Dziś są wywożone śmieci. Wystawiłam kilka worków od mamy. Pracy jednak u mamy nie ubywa. Nie widać tego. Dziś dalsze łądowanie w worki. Moze Krzysiek też wyjmie wszystko z lodówki. Już rozmrozona i stare rzeczy cuchną. Ubrania jeszcze są. Trzeba spakować też koce i pościel. Mama zmarła na kanapie i teraz wszystko do wyrzucenia.
Nie wiem co zrobić z adapterem mamy i płytami winylowymi. Jest ich cała masa. niektóre ponoć cenne, ale ja się na tym nie znam. Nie wiem co zrobić z kasetami wideo. Są oryginalne. Co zrobić z magnetowidem. Jest kilka starych telewizorów.
Miałam chlebak drewniany w piekne róże, ale juz nie mam. Wczoraj S go rozwalil, bo się nie dal otworzyć. U mnie jest wilgoć w kuchni i już od jakiegoś czasu sie zacinał. Pewnie się odkształcił. Mam chlebak z plastiku, ale ja plastiku nie znoszę. Coś jednak mieć muszę, bo pieczywo kupuję się na kilka dni, a są myszy i na wierzchu leżeć nie może.
Sprawy urzędowe powoli załatwiam.
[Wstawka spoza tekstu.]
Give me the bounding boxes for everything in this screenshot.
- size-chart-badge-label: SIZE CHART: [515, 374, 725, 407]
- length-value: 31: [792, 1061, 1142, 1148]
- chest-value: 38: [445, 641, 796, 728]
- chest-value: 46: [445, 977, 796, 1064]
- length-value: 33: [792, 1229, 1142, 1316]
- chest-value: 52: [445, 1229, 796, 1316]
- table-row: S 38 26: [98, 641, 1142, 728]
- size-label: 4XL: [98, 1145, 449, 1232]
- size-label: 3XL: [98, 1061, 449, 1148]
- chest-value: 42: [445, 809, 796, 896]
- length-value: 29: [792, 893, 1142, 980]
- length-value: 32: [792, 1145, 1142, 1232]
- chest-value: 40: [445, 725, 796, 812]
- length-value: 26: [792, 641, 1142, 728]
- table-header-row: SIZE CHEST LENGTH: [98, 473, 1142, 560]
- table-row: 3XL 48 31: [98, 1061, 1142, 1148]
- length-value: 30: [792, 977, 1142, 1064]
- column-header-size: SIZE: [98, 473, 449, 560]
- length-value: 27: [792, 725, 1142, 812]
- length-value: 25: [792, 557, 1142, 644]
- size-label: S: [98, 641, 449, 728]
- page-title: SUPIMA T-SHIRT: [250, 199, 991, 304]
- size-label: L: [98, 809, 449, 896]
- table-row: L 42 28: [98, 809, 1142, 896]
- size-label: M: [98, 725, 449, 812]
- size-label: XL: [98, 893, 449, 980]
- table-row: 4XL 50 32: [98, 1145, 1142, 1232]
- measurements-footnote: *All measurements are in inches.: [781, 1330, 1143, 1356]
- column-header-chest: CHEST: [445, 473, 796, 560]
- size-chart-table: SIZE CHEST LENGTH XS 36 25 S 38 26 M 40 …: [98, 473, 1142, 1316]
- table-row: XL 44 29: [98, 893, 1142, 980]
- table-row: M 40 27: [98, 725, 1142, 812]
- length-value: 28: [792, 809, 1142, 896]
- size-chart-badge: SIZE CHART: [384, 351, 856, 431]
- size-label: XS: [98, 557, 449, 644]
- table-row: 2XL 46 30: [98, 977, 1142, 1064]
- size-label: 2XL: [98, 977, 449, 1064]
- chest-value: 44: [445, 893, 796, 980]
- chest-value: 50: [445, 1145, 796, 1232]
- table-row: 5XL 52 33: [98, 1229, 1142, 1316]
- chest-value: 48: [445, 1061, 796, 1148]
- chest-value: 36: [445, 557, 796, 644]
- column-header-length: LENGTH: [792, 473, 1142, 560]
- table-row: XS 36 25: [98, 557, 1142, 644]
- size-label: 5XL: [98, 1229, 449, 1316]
Wczoraj odpisałam jedną osobę ze śmieci i załatwiłam akty do notariusza oraz ksero do pracy Krzyśka i Tauronu. Mam też już worki na ubrania. Sama byłam w sklepie to kupiłam grube. Niestety wybrałam ponoć za małe worki, bo tylko 100 l. Spakowałam 4 worki. Pakowałam sukienki po mojej ukochanej cioci, która odeszła 40 lat temu i ubrania po babci, dziadku. Spakowałam mamy koce i buty. Przyszły wspomnienia i smutno mi było, że moi bliscy juz po drugiej stronie. Znalazłam sporo złomu i sporo firanek. Firanek część zostawię dla siebie.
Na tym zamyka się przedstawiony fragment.